Sono banali e scadenti anche i ‘vilain’, mentre la nazione vive rigurgiti di razzismo preoccupanti, mentre l’epidemia paralizza le attività e si contano più morti che per la guerra in Vietnam, mentre l’Europa non guarda più a sinistra della cartina geografica per cercare protezione o almeno conforto, mentre negli scenari mediorientali se la giocano altri: la Russia, la Turchia, il terrorismo islamico, persino qualche stato europeo come la Francia.

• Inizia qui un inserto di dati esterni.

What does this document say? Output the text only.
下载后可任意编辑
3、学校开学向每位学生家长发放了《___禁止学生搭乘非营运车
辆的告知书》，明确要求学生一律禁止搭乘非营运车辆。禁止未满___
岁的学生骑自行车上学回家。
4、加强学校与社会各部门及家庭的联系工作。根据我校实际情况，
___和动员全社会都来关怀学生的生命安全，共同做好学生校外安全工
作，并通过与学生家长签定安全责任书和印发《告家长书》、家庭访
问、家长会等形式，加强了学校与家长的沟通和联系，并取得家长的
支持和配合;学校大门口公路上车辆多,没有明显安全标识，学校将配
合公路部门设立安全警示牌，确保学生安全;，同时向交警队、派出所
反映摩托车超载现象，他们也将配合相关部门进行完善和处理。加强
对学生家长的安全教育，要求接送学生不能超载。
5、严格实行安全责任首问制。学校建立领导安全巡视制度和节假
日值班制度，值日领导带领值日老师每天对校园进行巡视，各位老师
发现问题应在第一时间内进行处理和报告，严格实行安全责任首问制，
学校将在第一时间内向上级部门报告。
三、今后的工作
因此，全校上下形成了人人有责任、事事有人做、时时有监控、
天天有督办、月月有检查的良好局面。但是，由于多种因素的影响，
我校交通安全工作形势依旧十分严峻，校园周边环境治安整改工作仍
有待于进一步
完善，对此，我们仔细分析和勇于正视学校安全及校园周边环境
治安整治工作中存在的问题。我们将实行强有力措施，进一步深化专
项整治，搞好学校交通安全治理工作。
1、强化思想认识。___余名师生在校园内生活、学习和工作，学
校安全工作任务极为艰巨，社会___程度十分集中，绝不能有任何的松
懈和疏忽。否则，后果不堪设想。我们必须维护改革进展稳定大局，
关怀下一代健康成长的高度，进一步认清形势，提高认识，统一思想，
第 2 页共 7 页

Mi viene da pensare che in questi primi vent’anni del millennio, gli USA non sono stati un nemico interessante neppure per i terroristi, che, dopo, l’11 settembre, hanno trovato più attraenti altre mete. Da queste elezioni americane possiamo attenderci solo il peggio, indipendentemente da chi vincerà. Ed è paradossale. Anche se penso che il mummificato Biden – il peggiore candidato democratico da quando si vota – non possa proprio farcela. Un signore che sembra pronto per portare il cane a fare la passeggiata non può competere contro un bullo di periferia. Uno di quelli che, quando sa di poter perdere, ti piazza una bella testata senza farsi tanti problemi. Mi sono addormentato male e mi sono svegliato malissimo. Però, forse, è solo un brutto vento ostinato e cattivo. Forse è solo un problema generazionale. Forse i giovani americani che scriveranno il futuro sono già nati, ora sono ancora troppo giovani, ma arriveranno anche se non li vediamo. E allora ci sarà di nuovo il rock, ci sarà di nuovo un presidente autorevole ed elegante che ci farà sognare, e magari non lo ammazzeranno, e magari al prossimo giro vincerà lui. E quella bandiera così bella che sembra concepita da un pittore, ma che è nata 250 anni fa, tornerà ad essere un simbolo che offre grandi emozioni. Perché l’abbiamo vista dietro Kennedy a Berlino, sulle spalle di Carl Lewis alle Olimpiadi, sventolare nel concerto del Boss a Milano. Ho pensato a tutto questo e ho deciso che il secondo dibattito da saloon sgangherato proprio non me lo vedo. E forse non mi vedo neanche la notte elettorale. Ho musica e film ‘giusti’ per resistere fino al 2024. Perché noi che amiamo l’America sappiamo sognare e sappiamo aspettare. E non indugiano a spegnere il televisore.